Soldier charged in slayings of two GIs in Iraq

HOUSTON We're hearing for the first time from his lawyer who just returned from Iraq.

Guy Womack, who has had much success in the military court system, stepped off a plane Thursday morning and talked exclusively to Eyewitness News. He says the soldier is accused of killing and wounding were his roommates and friends. He went to Iraq with little information and came back

It was inside a building in Fallujah, 8,000 miles away where two army soldiers were killed and one was seriously wounded. It is not inside enemy territory and the man accused is not the enemy; he's Specialist Neftaly Platero.

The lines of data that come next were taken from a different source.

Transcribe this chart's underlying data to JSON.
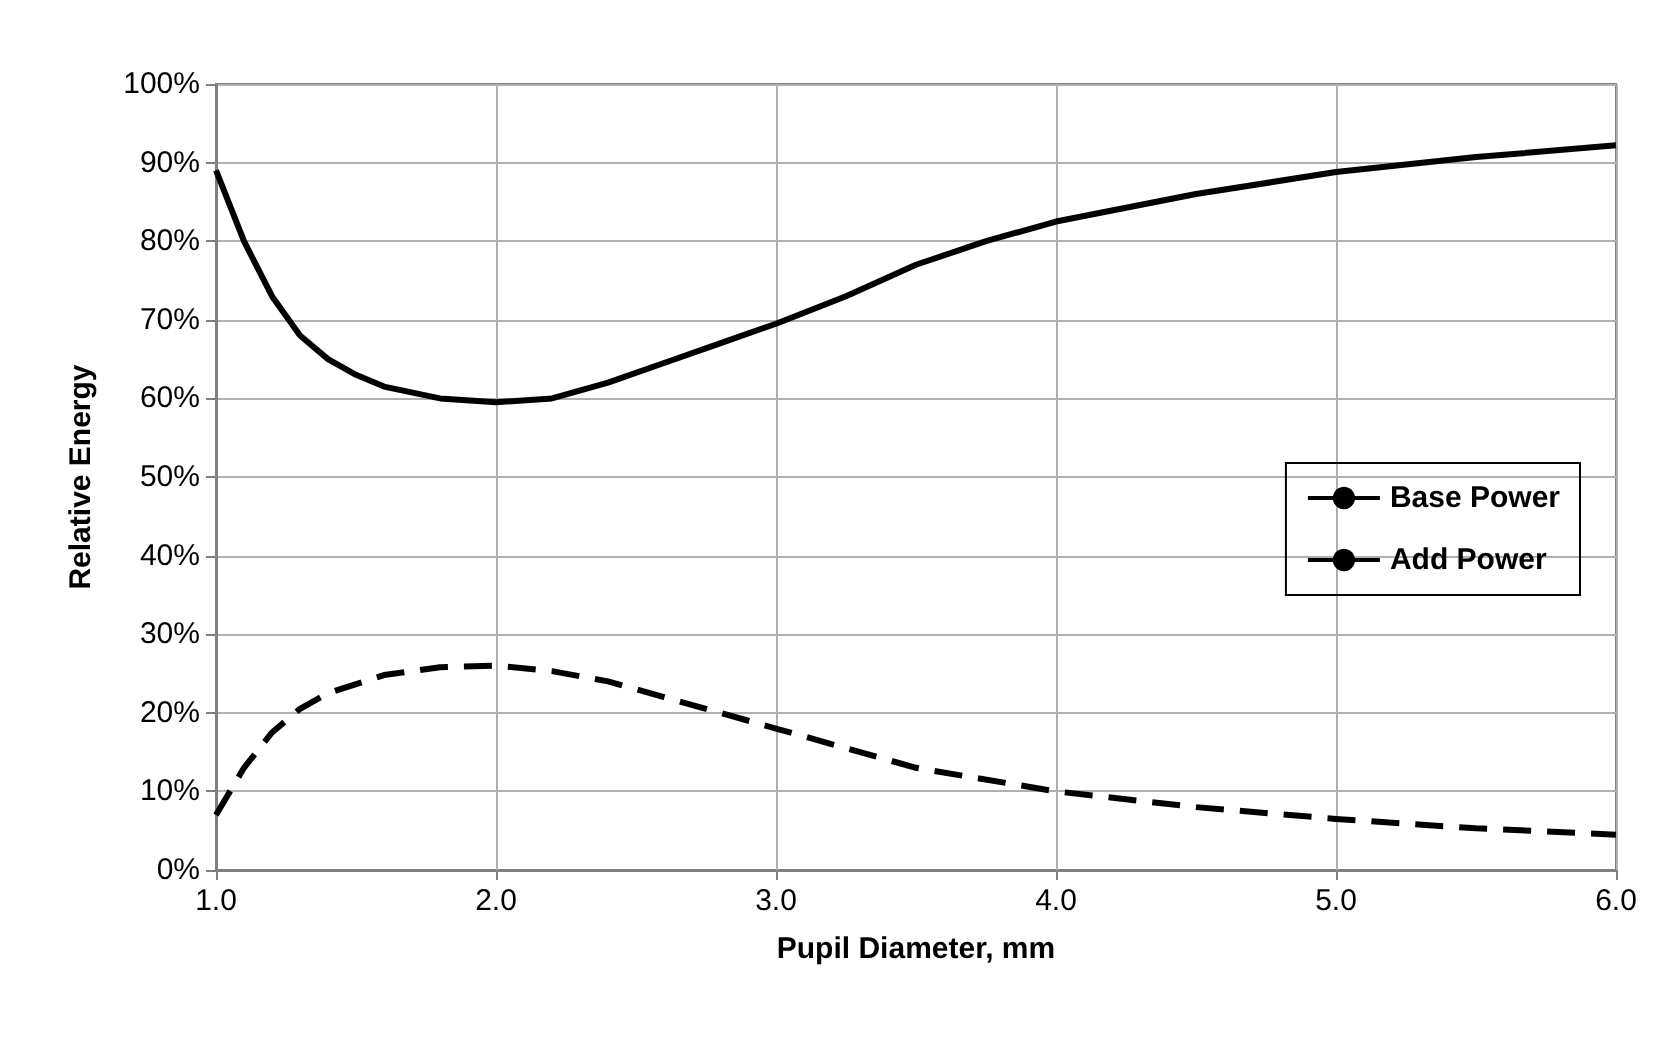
{
  "chart_data": {
    "type": "line",
    "xlabel": "Pupil Diameter, mm",
    "ylabel": "Relative Energy",
    "xlim": [
      1,
      6
    ],
    "xticks": [
      {
        "value": 1,
        "label": "1.0"
      },
      {
        "value": 2,
        "label": "2.0"
      },
      {
        "value": 3,
        "label": "3.0"
      },
      {
        "value": 4,
        "label": "4.0"
      },
      {
        "value": 5,
        "label": "5.0"
      },
      {
        "value": 6,
        "label": "6.0"
      }
    ],
    "ylim": [
      0,
      100
    ],
    "yticks": [
      {
        "value": 0,
        "label": "0%"
      },
      {
        "value": 10,
        "label": "10%"
      },
      {
        "value": 20,
        "label": "20%"
      },
      {
        "value": 30,
        "label": "30%"
      },
      {
        "value": 40,
        "label": "40%"
      },
      {
        "value": 50,
        "label": "50%"
      },
      {
        "value": 60,
        "label": "60%"
      },
      {
        "value": 70,
        "label": "70%"
      },
      {
        "value": 80,
        "label": "80%"
      },
      {
        "value": 90,
        "label": "90%"
      },
      {
        "value": 100,
        "label": "100%"
      }
    ],
    "grid": true,
    "legend": "right",
    "marker": "none",
    "series": [
      {
        "name": "Base Power",
        "color": "#000000",
        "line_style": "solid",
        "x": [
          1,
          1.1,
          1.2,
          1.3,
          1.4,
          1.5,
          1.6,
          1.8,
          2,
          2.2,
          2.4,
          2.6,
          2.8,
          3,
          3.25,
          3.5,
          3.75,
          4,
          4.5,
          5,
          5.5,
          6
        ],
        "values": [
          89,
          80,
          73,
          68,
          65,
          63,
          61.5,
          60,
          59.5,
          60,
          62,
          64.5,
          67,
          69.5,
          73,
          77,
          80,
          82.5,
          86,
          88.8,
          90.7,
          92.2
        ]
      },
      {
        "name": "Add Power",
        "color": "#000000",
        "line_style": "dashed",
        "x": [
          1,
          1.1,
          1.2,
          1.3,
          1.4,
          1.6,
          1.8,
          2,
          2.2,
          2.4,
          2.6,
          2.8,
          3,
          3.25,
          3.5,
          4,
          4.5,
          5,
          5.5,
          6
        ],
        "values": [
          7,
          13,
          17.5,
          20.5,
          22.5,
          24.8,
          25.8,
          26,
          25.3,
          24,
          22,
          20,
          18,
          15.5,
          13,
          10,
          8,
          6.5,
          5.3,
          4.5
        ]
      }
    ]
  }
}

"Not someone you would think would do this," Platero's Defense Attorney Guy Womack said.

Womack just returned from both visiting his client and visiting the crime scene.

"They took us into the sealed room and took us on a tour of it," he said.

It was a six-day trip to the Middle East. His meeting with Platero lasted a couple of hours; surprisingly, none of which was spent asking his client whether he did it.

"I don't need to know what he thinks happened," Womack said. "I need to know what the government thinks happened and what the evidence suggests, and right now most of the scenarios you could come up with the evidence would exclude him as the shooter."

This is what we know: it was inside the quarters he shared with the three other soldiers. Witnesses heard multiple gunshots, and when it was all over, there two were deceased on either side of the room. In the middle was the third, who was wounded; and just outside was Specialist Platero. He was uninjured and unarmed.

" They concluded just because he was there that perhaps he was involved," Womack said.

The army said the shooting followed an argument, but Womack says witnesses heard nothing.

"He's never been in trouble in his life," Womack said.

Platero, a graduate of Kingwood High School and former Marine, has now been charged with premeditated murder. He sits in an Army jail far from his family with a lot to think about.

"The fact that he could receive a death sentence for this," Womack said. "So certainly the weight of the world is on his shoulders."

Army investigators told Womack 18 rounds had been fired. They found multiple weapons, many with missing rounds, but then again it's an Army base. Those weapons have been shipped to an Army lab in Georgia for testing.

An Article 32 hearing similar to a grand jury is set for late next month.

And we're not forgetting the victims. They are Private First Class Gebrah Noonan of Connecticut and Specialist John Carrillo of California.